Translation: foreigners had better not object to US government-managed trade policies…or the global recovery will fold.
Put out…or look out.
Zoellick added his own revealing metaphor to the shooter lexicon: “Right now there is a low-grade fever; it isn’t full influenza, but we need to keep a close watch….”
[Oddly, Zoellick’s own employees at the World Bank contradicted their boss’s assessment in a report only a couple of weeks later. (See “World Bank Global Economic Outlook” below.)]
By then billionaire hedge-fund manager George Soros was also seeing green.
And in July, chief wonk of the Obama economic team Lawrence Summers detected greenery in remarks to the Peterson Institute for International Economics.
Green shoots were now being sighted by everyone:
- In July the International Monetary Fund published its World economic outlook update. The Fund revised expected global growth in 2010 upward to 2.5%. The main source of the improvement, it claimed, was a brightening outlook for Asia.

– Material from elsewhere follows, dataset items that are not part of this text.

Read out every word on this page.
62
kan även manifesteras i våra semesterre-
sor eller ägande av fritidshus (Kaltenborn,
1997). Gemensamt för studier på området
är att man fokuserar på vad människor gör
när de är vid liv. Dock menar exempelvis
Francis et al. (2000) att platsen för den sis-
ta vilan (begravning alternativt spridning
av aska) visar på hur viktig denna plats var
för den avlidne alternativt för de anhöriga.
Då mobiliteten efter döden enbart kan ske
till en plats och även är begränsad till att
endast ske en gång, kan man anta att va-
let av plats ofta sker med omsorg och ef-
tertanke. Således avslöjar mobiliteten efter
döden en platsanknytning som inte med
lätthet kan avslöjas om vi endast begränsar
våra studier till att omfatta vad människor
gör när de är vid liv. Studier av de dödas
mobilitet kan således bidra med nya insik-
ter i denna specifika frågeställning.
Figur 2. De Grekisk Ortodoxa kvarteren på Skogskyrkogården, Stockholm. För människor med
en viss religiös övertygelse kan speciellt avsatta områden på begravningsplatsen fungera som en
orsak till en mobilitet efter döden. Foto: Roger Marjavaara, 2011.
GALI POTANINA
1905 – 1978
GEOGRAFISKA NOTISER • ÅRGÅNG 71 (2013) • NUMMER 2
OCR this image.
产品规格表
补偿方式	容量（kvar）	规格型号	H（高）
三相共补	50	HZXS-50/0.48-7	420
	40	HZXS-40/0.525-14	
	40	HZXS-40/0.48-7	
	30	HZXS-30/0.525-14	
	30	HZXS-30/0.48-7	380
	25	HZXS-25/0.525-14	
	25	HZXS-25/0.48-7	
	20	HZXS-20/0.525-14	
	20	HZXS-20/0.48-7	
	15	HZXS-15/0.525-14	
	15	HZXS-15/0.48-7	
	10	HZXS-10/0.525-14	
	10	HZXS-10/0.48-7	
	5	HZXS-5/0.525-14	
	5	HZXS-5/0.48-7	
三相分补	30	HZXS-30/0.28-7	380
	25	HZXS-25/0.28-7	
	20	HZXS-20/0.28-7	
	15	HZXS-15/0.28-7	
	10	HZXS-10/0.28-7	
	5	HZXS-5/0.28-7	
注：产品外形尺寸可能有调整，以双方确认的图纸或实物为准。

- Simon Johnson, IMF economist — turned-Peterson-Institute-spokesman-turned green-shooting-star even went on PBS to announce, “we are turning some sort of corner.” (August 20, 2009)
- Surveys of economists and business leaders in the summer showed that, in contrast to only a few months earlier, slightly more than half thought that the economy had bottomed.
How can a depression heralded as equal to or worse than the Great Depression, a depression described as a "reckoning" for over a quarter of a century of economic misdeeds, correct itself in less than a year?
Yet, by midyear, that’s exactly what pundits were telling the public. And that’s exactly what the public was beginning to believe.
Not surprisingly, by midyear, stock markets the world over had rebounded sharply.
White Hats and White Lies
But the economy hadn’t really turned any corners.
What was unfolding was a giant sleight-of-hand. The “good guys” of the liberal corporate-state were pulling a fast one, doing two contradictory things at the same time.
On one hand, Team Obama had to admit the enormity of the crisis, in order to justify the size of its own rescue efforts.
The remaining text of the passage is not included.